Neurological and muscular disorders (NMDs) exhibit profound clinical and genetic heterogeneity, leading to diagnostic delays, prognostic uncertainty, and a lack of effective therapies. A significant fraction of patients lacks a genetic diagnosis, and the biological mechanisms driving variable expressivity in known mutation carriers remain poorly understood.
This project aims to address these challenges by:
1. Enhancing Genetic Diagnosis: Uncover novel disease-associated genes and variants in undiagnosed NMD patients through whole-exome/genome sequencing and advanced bioinformatic pipelines.
2. Mapping the Phenotypic Landscape: Systematically define the clinical spectrum of specific NMDs using deep phenotyping, including neuroimaging, electrophysiological studies, and quantitative muscle function assessments.

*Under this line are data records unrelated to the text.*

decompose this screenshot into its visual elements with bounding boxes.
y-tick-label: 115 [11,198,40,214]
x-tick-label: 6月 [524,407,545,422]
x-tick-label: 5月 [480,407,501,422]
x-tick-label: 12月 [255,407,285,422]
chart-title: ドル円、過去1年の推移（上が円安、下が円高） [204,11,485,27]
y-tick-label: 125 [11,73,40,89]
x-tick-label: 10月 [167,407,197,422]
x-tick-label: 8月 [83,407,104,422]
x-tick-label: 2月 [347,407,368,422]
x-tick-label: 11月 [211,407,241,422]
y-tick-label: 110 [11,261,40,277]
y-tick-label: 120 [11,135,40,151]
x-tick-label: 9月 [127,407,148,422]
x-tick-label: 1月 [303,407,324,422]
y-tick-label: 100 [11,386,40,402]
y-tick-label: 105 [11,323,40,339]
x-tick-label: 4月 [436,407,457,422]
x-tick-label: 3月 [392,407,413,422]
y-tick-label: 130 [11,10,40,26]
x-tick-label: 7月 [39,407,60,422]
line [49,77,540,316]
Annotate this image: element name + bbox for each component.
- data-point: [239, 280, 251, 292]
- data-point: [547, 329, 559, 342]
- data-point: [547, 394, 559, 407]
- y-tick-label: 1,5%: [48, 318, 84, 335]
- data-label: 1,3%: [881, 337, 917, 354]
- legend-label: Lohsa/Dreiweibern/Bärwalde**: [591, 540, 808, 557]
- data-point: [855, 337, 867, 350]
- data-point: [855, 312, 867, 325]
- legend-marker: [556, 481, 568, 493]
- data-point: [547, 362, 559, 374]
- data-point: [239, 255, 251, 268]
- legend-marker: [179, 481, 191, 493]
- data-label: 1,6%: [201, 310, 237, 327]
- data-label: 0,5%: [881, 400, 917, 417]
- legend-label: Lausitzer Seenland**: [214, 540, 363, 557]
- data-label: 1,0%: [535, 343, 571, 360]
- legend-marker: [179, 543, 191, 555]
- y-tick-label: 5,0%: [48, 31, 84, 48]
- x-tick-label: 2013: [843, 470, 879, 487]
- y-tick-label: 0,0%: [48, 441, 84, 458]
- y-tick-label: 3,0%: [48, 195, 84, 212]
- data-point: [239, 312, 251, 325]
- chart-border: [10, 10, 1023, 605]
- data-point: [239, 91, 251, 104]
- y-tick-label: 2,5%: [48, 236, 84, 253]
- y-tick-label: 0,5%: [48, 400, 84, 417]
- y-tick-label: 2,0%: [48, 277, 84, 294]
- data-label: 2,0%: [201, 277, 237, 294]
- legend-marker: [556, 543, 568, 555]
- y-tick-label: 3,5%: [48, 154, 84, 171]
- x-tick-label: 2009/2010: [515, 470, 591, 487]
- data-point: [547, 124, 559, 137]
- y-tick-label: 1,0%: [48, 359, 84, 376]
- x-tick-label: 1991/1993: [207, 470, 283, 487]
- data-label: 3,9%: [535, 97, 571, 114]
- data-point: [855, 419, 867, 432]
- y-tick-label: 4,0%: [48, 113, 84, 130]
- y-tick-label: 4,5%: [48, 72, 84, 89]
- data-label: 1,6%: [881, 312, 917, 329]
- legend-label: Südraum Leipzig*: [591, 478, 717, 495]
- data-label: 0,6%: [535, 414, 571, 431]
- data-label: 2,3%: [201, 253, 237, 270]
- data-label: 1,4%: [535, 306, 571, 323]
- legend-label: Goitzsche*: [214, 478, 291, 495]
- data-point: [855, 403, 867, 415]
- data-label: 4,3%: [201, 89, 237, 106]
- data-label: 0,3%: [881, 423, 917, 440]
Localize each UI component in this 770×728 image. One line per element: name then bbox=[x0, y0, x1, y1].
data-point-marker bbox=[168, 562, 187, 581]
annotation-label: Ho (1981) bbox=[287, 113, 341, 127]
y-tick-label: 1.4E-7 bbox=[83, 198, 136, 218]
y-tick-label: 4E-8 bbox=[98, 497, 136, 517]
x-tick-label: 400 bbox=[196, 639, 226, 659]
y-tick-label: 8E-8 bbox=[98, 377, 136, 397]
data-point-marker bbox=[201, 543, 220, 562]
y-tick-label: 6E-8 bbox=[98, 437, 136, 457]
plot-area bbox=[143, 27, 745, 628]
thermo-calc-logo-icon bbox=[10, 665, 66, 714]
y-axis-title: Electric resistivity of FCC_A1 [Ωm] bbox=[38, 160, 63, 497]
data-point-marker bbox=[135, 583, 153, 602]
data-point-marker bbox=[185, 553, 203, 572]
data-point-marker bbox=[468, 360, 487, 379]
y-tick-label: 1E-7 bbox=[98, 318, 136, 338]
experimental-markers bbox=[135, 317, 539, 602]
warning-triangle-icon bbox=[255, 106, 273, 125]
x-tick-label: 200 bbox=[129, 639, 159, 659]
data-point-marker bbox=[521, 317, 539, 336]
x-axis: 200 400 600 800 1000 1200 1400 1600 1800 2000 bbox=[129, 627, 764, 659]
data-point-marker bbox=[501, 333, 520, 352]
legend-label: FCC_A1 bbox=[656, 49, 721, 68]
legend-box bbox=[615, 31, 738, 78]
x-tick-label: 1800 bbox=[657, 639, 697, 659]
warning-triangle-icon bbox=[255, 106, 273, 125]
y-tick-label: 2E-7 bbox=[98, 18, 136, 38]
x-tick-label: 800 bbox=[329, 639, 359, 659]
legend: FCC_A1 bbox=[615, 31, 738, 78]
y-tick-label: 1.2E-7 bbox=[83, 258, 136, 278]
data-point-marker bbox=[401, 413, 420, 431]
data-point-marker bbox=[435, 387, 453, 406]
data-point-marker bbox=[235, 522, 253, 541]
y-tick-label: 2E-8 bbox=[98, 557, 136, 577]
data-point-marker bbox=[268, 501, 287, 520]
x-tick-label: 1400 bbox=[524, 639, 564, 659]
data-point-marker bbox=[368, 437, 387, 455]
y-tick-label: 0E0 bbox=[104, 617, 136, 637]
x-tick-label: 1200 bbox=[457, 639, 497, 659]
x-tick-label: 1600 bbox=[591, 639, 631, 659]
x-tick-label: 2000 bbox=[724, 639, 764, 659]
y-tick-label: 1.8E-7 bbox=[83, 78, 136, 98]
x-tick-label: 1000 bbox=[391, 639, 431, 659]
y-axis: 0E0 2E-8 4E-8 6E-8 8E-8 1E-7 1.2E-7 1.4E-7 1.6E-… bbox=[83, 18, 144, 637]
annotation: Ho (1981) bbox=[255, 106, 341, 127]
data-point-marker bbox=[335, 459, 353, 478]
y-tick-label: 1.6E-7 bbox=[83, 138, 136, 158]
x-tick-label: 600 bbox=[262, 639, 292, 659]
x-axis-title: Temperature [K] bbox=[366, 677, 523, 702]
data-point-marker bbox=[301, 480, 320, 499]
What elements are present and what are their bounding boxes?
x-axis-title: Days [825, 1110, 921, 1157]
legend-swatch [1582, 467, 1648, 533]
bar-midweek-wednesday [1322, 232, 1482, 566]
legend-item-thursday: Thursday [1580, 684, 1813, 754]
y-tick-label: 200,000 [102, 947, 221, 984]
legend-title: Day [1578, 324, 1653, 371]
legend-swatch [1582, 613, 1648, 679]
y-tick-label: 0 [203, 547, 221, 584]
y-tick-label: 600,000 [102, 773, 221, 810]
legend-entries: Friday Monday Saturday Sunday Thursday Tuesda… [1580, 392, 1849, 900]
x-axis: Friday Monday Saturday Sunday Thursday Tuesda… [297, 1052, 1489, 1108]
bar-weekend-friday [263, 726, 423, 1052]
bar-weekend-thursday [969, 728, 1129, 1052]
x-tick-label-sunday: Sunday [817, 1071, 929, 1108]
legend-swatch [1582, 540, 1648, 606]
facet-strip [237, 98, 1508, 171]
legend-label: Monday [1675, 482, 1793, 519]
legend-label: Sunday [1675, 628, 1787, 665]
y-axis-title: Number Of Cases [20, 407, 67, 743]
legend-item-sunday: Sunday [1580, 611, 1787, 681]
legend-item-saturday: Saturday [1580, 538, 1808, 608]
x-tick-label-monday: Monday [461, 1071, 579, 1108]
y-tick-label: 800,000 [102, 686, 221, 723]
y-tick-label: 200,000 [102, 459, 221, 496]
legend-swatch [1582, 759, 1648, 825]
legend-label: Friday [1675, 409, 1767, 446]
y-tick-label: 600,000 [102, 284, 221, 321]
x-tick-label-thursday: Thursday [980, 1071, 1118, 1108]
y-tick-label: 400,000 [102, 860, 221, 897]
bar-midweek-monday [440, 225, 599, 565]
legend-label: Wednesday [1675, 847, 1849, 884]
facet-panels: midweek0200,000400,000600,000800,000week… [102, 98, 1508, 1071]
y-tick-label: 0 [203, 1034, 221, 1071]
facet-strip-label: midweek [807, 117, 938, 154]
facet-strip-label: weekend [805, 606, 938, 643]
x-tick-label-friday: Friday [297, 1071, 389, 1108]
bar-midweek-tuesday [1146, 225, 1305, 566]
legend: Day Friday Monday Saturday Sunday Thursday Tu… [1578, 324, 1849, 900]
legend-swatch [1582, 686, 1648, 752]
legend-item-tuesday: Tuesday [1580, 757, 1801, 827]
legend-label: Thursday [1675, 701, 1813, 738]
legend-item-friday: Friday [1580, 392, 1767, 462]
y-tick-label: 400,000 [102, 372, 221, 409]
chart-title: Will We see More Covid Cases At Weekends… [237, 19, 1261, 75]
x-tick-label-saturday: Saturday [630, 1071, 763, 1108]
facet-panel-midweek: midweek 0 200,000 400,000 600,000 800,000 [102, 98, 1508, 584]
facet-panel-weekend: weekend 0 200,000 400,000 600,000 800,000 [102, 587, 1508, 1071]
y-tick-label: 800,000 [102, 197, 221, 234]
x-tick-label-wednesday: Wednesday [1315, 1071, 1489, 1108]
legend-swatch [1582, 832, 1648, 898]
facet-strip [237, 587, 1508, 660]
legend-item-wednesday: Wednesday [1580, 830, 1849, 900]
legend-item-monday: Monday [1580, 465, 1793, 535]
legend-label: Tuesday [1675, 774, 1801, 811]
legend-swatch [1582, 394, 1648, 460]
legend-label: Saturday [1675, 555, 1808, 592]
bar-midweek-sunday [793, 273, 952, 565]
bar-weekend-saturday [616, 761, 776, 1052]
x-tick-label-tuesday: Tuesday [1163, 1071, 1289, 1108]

3. Discovering Biomarkers: Identify and validate molecular biomarkers (e.g., proteomic, metabolomic, and transcriptomic signatures in biofluids) that correlate with diagnosis, disease subtypes, and progression rates.
4. Elucidating Modifiers: Investigate genetic modifiers and environmental factors that influence age of onset, severity, and penetrance using integrated genomic and clinical data.
We will employ a multi-omics approach, combining genomic, transcriptomic, and proteomic data from well-characterized patient cohorts. Statistical and machine learning methods will be used to integrate these datasets, identify predictive biomarkers, and stratify patients into molecularly defined subgroups.
The ultimate goal is to improve diagnostic yield, unravel underlying pathomechanisms, identify targets for therapeutic intervention, and develop tools for patient stratification and monitoring in clinical trials.